WhatsApp, cosa non si fa per fare business: un nuovo cambio epocale all’orizzonte?

Grandi novità in vista per WhatsApp, oltre alla funzione Community e alla modalità Premium arriva un altro cambio, questa volta epocale.

Il successo di WhatsApp è stato in gran parte generato dal fatto che tutte le funzionalità supportate dall’app di messaggistica istantanea gestita da Meta fossero gratuite. Quando l’applicazione è diventata popolare, infatti, non era possibile scrivere messaggi ai nostri contatti gratuitamente, la possibilità era legata ad appositi abbonamenti con i gestori telefonici e vincolate a limiti territoriali.

WhatsAppLa cosa è andata avanti a lungo e ai messaggi, alla possibilità organizzare delle chat di gruppo si è unita la possibilità di fare chiamate e videochiamate, il tutto senza alcun costo aggiuntivo. Infine è giunta la possibilità di spostare il proprio account su pc e condividere contatti e conversazioni da un dispositivo all’altro.

Da tempo, però, Meta sembra intenzionata a implementare nella sua app un modello di business differente, che vede coinvolte anche le grandi aziende e la possibilità per queste di utilizzare l’app per organizzare il proprio lavoro, ma anche per avere un contatto diretto con i propri clienti.

In tale direzione sembra pensata la funzionalità Premium, ovvero una versione a pagamento di WhatsApp rivolta proprio agli account business, dunque anche alle aziende. Tra le possibilità di questa nuova versione dell’app c’è quella di inviare link brandizzati e certificati ai propri contati, ma anche quella di condividere un singolo account su 10 dispositivi contemporaneamente.

WhatsApp, non solo Premium: l’intenzione di fare business passa per un cambiamento che sarebbe epocale

In queste ore si sta diffondendo la notizia di una nuova sperimentazione su larga scala dell’azienda detenuta da Meta. A quanto pare Colombia, Brasile, Indonesia, Messico e Regno Unito, saranno i Paesi nei quali verrà introdotta una vera e propria versione commerciale della popolare applicazione, un qualcosa di simile a quanto avviene già in Cina con l’app WeChat.

In pratica, gli utenti invitati a provare la beta di questa nuova versione potranno cercare, da un apposito menù, alcune aziende inserite nella sperimentazione e una volta selezionate potranno vedere quelle che sono le offerte commerciali all’interno dei loro profili.

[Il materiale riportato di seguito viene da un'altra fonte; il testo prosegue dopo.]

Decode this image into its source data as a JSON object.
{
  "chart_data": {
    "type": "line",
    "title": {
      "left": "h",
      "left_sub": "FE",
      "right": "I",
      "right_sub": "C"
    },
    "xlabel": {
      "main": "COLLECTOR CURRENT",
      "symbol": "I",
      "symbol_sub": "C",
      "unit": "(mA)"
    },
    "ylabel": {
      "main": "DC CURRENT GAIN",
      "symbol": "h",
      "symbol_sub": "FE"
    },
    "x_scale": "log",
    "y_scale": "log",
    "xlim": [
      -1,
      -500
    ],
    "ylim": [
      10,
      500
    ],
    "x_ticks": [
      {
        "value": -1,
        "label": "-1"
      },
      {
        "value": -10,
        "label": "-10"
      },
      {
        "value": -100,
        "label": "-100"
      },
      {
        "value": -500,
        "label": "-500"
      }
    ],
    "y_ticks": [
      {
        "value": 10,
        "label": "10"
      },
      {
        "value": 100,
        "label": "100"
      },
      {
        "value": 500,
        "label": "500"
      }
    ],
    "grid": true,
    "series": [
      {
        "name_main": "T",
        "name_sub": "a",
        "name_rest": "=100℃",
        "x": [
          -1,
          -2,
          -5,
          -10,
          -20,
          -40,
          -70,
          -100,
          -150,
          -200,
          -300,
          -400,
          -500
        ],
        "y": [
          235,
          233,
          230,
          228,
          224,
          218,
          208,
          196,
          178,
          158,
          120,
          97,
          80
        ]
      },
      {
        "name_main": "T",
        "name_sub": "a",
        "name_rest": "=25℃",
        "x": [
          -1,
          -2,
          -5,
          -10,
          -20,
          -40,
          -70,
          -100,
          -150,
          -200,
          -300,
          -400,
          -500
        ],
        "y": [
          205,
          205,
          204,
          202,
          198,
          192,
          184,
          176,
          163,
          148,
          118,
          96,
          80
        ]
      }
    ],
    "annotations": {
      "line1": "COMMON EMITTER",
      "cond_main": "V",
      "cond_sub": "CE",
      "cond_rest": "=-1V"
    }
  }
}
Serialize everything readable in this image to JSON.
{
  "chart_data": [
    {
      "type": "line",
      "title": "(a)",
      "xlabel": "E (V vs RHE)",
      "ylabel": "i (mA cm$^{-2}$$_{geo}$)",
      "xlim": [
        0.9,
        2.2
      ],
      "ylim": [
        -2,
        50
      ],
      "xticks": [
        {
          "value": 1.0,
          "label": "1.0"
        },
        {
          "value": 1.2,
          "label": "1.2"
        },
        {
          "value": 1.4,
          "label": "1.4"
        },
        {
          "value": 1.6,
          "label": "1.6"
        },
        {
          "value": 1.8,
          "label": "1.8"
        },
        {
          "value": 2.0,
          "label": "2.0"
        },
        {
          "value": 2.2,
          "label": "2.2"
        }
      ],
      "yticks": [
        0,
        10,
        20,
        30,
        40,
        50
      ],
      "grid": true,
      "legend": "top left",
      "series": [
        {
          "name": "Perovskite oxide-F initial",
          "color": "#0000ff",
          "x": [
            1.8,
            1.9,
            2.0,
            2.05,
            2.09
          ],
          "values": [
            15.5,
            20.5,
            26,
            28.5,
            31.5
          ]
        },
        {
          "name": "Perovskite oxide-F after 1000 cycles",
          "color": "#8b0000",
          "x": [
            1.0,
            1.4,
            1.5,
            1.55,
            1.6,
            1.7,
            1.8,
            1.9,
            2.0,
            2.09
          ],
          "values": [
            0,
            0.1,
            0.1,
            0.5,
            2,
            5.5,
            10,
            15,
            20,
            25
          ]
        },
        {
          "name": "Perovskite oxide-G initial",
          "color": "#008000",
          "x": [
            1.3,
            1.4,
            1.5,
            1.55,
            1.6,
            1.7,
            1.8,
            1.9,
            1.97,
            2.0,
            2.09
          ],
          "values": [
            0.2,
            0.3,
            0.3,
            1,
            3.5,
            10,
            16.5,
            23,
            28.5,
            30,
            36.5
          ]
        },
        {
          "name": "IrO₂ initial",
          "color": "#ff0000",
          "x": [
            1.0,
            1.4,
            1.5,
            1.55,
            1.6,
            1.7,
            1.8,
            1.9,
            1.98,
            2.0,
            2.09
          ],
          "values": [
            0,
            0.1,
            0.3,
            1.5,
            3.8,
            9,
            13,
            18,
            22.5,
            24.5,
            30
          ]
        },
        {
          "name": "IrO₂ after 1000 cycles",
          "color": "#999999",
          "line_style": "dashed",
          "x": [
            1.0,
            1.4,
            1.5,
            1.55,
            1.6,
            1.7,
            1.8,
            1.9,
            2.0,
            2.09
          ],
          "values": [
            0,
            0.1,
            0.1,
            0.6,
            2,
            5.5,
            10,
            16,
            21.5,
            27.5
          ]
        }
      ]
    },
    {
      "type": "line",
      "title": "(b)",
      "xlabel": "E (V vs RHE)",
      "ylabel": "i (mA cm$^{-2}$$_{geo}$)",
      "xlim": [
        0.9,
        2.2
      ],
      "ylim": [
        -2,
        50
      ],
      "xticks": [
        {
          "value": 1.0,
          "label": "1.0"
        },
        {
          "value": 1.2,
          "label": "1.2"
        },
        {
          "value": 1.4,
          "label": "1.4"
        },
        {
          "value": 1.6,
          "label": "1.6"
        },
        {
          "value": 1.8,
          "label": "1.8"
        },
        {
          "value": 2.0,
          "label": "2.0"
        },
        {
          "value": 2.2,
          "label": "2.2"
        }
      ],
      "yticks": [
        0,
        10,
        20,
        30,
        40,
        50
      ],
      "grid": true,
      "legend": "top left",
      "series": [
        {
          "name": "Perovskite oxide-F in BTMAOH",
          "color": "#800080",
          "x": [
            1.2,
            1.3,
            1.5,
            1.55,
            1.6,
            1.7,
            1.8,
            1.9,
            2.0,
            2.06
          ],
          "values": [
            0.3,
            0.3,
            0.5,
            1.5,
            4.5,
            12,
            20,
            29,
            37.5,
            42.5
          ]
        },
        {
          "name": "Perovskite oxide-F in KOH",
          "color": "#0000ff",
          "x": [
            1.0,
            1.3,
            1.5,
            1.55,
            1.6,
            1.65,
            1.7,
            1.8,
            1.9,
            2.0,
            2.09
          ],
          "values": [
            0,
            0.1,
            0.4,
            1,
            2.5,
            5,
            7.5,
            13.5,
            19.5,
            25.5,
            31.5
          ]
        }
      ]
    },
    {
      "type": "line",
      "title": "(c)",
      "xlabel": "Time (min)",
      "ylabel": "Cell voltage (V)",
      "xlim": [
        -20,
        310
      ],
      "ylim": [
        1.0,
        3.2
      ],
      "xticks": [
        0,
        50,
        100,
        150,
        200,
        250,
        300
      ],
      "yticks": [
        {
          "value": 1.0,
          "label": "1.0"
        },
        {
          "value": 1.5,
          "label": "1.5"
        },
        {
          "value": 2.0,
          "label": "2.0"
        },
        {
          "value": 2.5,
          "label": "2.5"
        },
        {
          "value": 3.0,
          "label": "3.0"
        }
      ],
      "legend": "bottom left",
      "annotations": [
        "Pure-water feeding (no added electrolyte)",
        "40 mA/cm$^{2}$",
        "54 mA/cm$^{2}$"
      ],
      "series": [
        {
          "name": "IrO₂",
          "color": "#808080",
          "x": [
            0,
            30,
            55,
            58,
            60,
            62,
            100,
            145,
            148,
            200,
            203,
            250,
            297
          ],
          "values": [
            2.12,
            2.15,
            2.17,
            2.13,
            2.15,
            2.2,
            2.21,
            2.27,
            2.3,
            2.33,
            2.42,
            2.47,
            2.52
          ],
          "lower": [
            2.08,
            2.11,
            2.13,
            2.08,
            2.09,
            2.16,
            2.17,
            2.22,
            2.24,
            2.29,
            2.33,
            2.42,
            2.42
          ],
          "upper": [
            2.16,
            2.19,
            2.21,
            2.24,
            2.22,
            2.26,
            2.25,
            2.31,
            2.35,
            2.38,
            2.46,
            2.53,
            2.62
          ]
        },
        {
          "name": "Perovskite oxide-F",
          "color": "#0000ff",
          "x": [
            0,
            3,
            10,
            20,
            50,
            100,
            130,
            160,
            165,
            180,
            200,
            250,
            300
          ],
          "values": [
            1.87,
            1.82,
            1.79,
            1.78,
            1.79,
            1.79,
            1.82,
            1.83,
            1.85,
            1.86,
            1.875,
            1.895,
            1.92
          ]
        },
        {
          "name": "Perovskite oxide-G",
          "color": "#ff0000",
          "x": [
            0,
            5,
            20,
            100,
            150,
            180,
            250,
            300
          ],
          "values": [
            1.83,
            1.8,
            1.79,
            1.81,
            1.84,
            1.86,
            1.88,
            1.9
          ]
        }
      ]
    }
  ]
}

In Brasile, gli utenti avranno anche la possibilità di effettuare acquisti all’interno dell’app, senza essere reindirizzati in altri siti, e pagare con metodi di pagamento supportati.

La sperimentazione in realtà era già partita in India e i risultati ottenuti dalla fase beta nel Paese asiatico hanno convinto Meta a provare un bacino d’utenza più largo e variegato, in modo da capire se la novità possa essere accolta nello stesso modo anche in realtà e società differenti da quella indiana.

Appare evidente che questo è il primo passo verso l’ingresso di WhatsApp nell’e-commerce, un mercato che potrebbe garantire ulteriori ingressi economici per l’azienda e che potrebbe renderla un applicazione totalizzante e onnicomprensiva.